Digital ordering systems facilitate faster order processing and payment and reduce order errors — to the benefit of both restaurants and customers. Speed and accuracy are a boon for customers — particularly those who customize their orders — as well as the restaurants that benefit from saved time and lower food waste.
This automation is being complemented by the incorporation of Artificial Intelligence. AI solutions include customer-service chatbots and virtual assistants that can respond to customer questions and complaints or take orders and make suggestions. Even without chatbots, restaurants are using AI to personalize digital ordering, analyzing customers’ prior orders to suggest new items or encourage add-ons. Conversational commerce capabilities engage with consumers through chat, web features and ads.

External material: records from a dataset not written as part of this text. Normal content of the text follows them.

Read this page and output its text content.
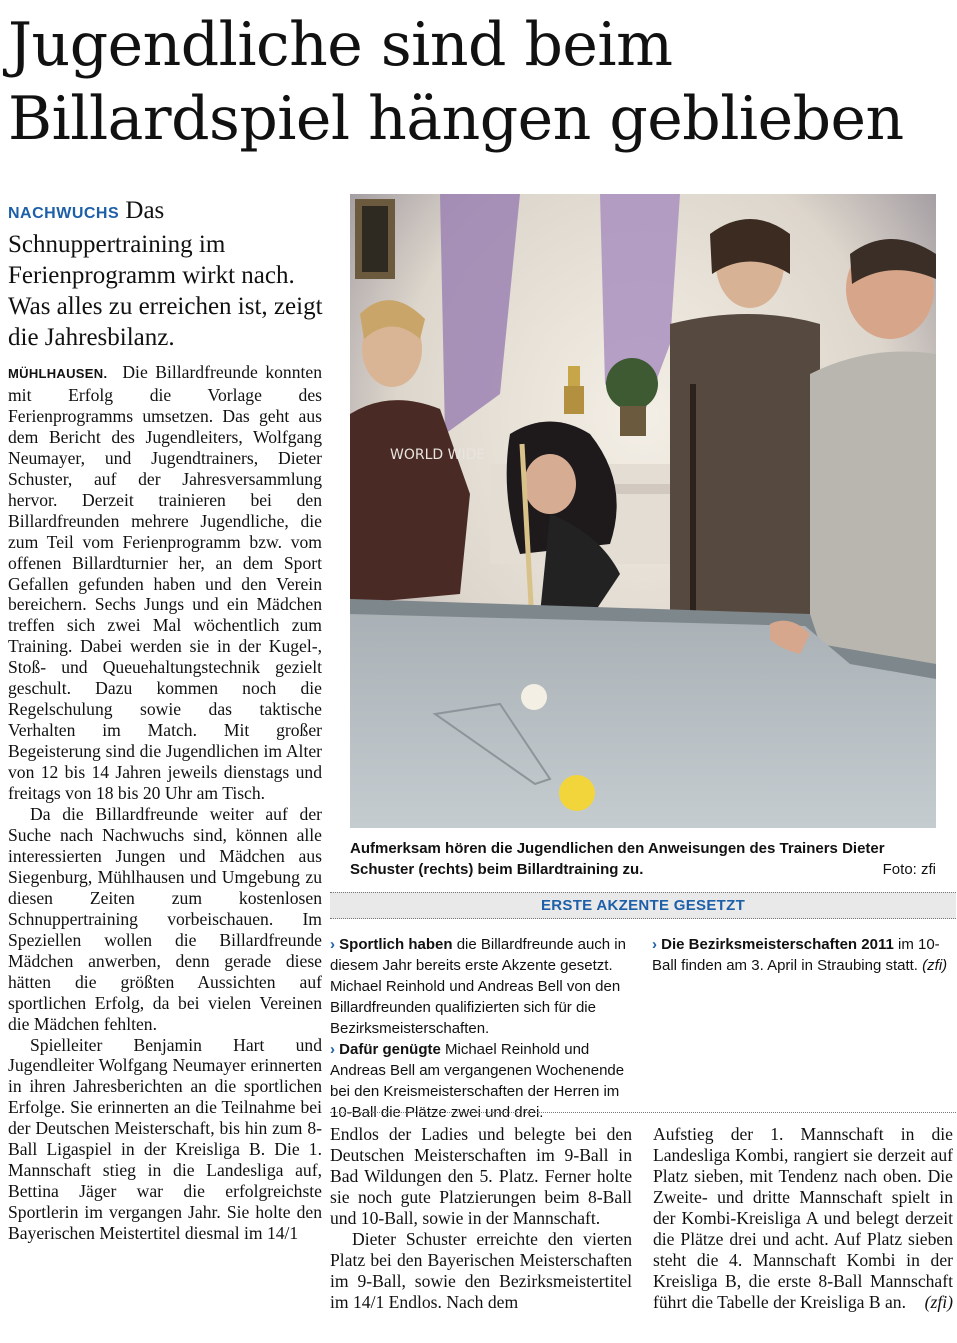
Jugendliche sind beim
Billardspiel hängen geblieben
NACHWUCHS Das Schnuppertraining im Ferienprogramm wirkt nach. Was alles zu erreichen ist, zeigt die Jahresbilanz.

MÜHLHAUSEN. Die Billardfreunde konnten mit Erfolg die Vorlage des Ferienprogramms umsetzen. Das geht aus dem Bericht des Jugendleiters, Wolfgang Neumayer, und Jugendtrainers, Dieter Schuster, auf der Jahresversammlung hervor. Derzeit trainieren bei den Billardfreunden mehrere Jugendliche, die zum Teil vom Ferienprogramm bzw. vom offenen Billardturnier her, an dem Sport Gefallen gefunden haben und den Verein bereichern. Sechs Jungs und ein Mädchen treffen sich zwei Mal wöchentlich zum Training. Dabei werden sie in der Kugel-, Stoß- und Queuehaltungstechnik gezielt geschult. Dazu kommen noch die Regelschulung sowie das taktische Verhalten im Match. Mit großer Begeisterung sind die Jugendlichen im Alter von 12 bis 14 Jahren jeweils dienstags und freitags von 18 bis 20 Uhr am Tisch.

Da die Billardfreunde weiter auf der Suche nach Nachwuchs sind, können alle interessierten Jungen und Mädchen aus Siegenburg, Mühlhausen und Umgebung zu diesen Zeiten zum kostenlosen Schnuppertraining vorbeischauen. Im Speziellen wollen die Billardfreunde Mädchen anwerben, denn gerade diese hätten die größten Aussichten auf sportlichen Erfolg, da bei vielen Vereinen die Mädchen fehlten.

Spielleiter Benjamin Hart und Jugendleiter Wolfgang Neumayer erinnerten in ihren Jahresberichten an die sportlichen Erfolge. Sie erinnerten an die Teilnahme bei der Deutschen Meisterschaft, bis hin zum 8-Ball Ligaspiel in der Kreisliga B. Die 1. Mannschaft stieg in die Landesliga auf, Bettina Jäger war die erfolgreichste Sportlerin im vergangen Jahr. Sie holte den Bayerischen Meistertitel diesmal im 14/1

WORLD WIDE
Aufmerksam hören die Jugendlichen den Anweisungen des Trainers Dieter Schuster (rechts) beim Billardtraining zu.	Foto: zfi
ERSTE AKZENTE GESETZT

› Sportlich haben die Billardfreunde auch in diesem Jahr bereits erste Akzente gesetzt. Michael Reinhold und Andreas Bell von den Billardfreunden qualifizierten sich für die Bezirksmeisterschaften.

› Dafür genügte Michael Reinhold und Andreas Bell am vergangenen Wochenende bei den Kreismeisterschaften der Herren im 10-Ball die Plätze zwei und drei.

› Die Bezirksmeisterschaften 2011 im 10-Ball finden am 3. April in Straubing statt. (zfi)

Endlos der Ladies und belegte bei den Deutschen Meisterschaften im 9-Ball in Bad Wildungen den 5. Platz. Ferner holte sie noch gute Platzierungen beim 8-Ball und 10-Ball, sowie in der Mannschaft.

Dieter Schuster erreichte den vierten Platz bei den Bayerischen Meisterschaften im 9-Ball, sowie den Bezirksmeistertitel im 14/1 Endlos. Nach dem

Aufstieg der 1. Mannschaft in die Landesliga Kombi, rangiert sie derzeit auf Platz sieben, mit Tendenz nach oben. Die Zweite- und dritte Mannschaft spielt in der Kombi-Kreisliga A und belegt derzeit die Plätze drei und acht. Auf Platz sieben steht die 4. Mannschaft Kombi in der Kreisliga B, die erste 8-Ball Mannschaft führt die Tabelle der Kreisliga B an. (zfi)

But while digital order-taking is the most visible use of technology, the changes taking place in the back of house have been equally revolutionary. Because prime costs (food and labor) generally account for at least 70% of restaurant-level expenses, they are the primary areas of AI focus. AI can manage inventory through recommended re-order quantities, but it can also support production in real time. Restaurants are testing systems that monitor food production and signal when it’s time to restock inventory. These systems speed production and prevent out of stocks, but they also help minimize waste (~10% of total production). In the area of labor, AI can predict staffing needs and create in-restaurant labor schedules. Internet of Things tech can even anticipate when equipment will need maintenance and remotely diagnose problems, saving on service calls.
By and large, restaurants are reinvesting these efficiencies back into their businesses, offering customers greater value, faster service speeds, more compelling marketing — or some combination thereof — while holding margins stable. Leading fast food and fast casual operators have seen their digital sales mix climb to ~40% of total, up from the low-single-digits share of sales prior to COVID. Despite significant inflationary pressure in both labor and commodities, these operators have grown EBITDA dollars per store anywhere from 25% to 75%.
As technology grows more sophisticated — and more mission critical — scaled operators will gap out further from their smaller competitors, taking market share as they do.